On peut d’ailleurs remarquer que la proportion d’enseignants titulaires d’une agrégation rapportée à l’ensemble du corps enseignant d’un établissement est deux fois supérieure dans l’enseignement public à ce qu’elle est dans l’enseignement privé. Et sauf à penser que les enseignants ayant bénéficié de la formation la plus poussée soient les plus mauvais, cela doit bien exercer une influence sur la qualité de l’enseignement dispensé.

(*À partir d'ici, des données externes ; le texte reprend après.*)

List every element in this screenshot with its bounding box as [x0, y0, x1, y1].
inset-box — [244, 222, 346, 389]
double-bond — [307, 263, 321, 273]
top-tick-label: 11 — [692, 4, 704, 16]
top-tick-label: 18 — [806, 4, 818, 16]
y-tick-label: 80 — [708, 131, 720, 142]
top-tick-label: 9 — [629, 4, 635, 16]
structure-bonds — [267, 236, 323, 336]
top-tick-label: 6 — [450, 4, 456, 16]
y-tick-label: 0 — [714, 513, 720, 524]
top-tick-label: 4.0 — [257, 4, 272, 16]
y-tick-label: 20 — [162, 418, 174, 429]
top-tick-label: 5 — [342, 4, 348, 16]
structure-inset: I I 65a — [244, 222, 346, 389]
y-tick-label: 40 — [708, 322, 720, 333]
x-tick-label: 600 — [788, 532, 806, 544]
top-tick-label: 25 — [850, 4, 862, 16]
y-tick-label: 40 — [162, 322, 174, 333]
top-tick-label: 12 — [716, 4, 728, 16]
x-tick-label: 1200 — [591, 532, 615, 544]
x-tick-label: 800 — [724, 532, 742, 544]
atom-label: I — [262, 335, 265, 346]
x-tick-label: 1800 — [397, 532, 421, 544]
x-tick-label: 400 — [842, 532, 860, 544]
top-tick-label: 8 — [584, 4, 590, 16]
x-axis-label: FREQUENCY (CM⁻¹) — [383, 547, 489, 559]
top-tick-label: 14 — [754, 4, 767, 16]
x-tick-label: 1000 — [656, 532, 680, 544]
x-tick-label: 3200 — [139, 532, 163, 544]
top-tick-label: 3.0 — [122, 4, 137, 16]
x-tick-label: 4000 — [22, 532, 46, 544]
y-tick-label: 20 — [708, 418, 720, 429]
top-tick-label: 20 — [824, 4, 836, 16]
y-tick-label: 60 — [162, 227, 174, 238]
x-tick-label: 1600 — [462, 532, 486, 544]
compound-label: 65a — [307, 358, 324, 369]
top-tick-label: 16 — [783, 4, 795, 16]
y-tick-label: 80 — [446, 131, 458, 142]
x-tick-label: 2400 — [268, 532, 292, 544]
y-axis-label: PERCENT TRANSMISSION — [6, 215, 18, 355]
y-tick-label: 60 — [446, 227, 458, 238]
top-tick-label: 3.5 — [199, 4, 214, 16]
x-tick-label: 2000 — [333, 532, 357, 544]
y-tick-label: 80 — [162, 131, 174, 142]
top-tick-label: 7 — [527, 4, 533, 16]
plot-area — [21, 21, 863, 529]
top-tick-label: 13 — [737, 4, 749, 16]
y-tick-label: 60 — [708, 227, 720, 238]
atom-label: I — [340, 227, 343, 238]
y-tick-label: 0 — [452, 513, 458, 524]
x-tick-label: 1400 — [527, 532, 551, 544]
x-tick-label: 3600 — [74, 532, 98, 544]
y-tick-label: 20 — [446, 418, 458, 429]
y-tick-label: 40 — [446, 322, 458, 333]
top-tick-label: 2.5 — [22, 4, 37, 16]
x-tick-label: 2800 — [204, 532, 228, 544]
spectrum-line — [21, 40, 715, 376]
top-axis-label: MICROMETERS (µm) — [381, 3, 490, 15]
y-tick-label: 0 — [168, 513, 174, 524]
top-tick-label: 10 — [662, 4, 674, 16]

Un contrôle inexistant de l’État sur l’enseignement privé

Le constat de la Cour des comptes sur ce point est sans appel : «  le contrôle financier des établissements privés sous contrat qui incombe aux directions départementale et régionale des finances publiques n’est pas mis en œuvre ; le contrôle pédagogique réalisé par les inspecteurs d’académie et les inspecteurs pédagogiques régionaux est minimaliste  ; le contrôle administratif qui relève de l’inspection générale de l’enseignement, du sport et de la recherche et des recteurs n’est mobilisé que ponctuellement lorsqu’un problème est signalé. Par ailleurs, le suivi des contrats se révèle peu rigoureux, certains rectorats ne possédant pas ces documents sur la base desquels des sommes conséquentes sont pourtant versées.

Aujourd’hui, le dialogue de gestion entre l’État et l’enseignement privé sur les problèmes de fond – mixité sociale, équité territoriale dans la répartition des moyens, performances scolaires, politique éducative – est presque inexistant. La gestion des moyens, des ouvertures et des fermetures de classes est principalement déléguée aux réseaux d’enseignement privés en lien avec la direction des affaires financières (DAF) du ministère de l’éducation nationale. »

Il n’est pas nécessaire d’ajouter quoi que ce soit à ce constat accablant.

Financement public de l’enseignement privé catholique et communautarisme

Dire que la République ne peut pas sérieusement prétendre lutter contre le communautarisme en finançant massivement l’une des communautés religieuses du pays, les catholiques, fait généralement sortir de leurs gonds les défenseurs de l’enseignement privé qui considèrent que cela n’a aucun rapport.

Pourtant le lien entre les deux me semble difficile à récuser.

L’existence d’un enseignement privé catholique repose sur l’idée que les familles partageant une croyance religieuse ont le droit d’élever leurs enfants dans le respect de cette croyance, non pas en leur faisant suivre des cours de catéchisme s’ils le souhaitent en dehors de l’école, mais en faisant de la religion la justification de l’existence d’établissements indépendants du réseau scolaire public. Cette justification correspond donc exactement à ce que l’on peut définir comme un communautarisme religieux, c’est à dire l’idée qu’une communauté peut construire ses propres institutions à l’intérieur d’une République laquelle devient de ce fait moins « une et indivisible » comme le proclame sa constitution.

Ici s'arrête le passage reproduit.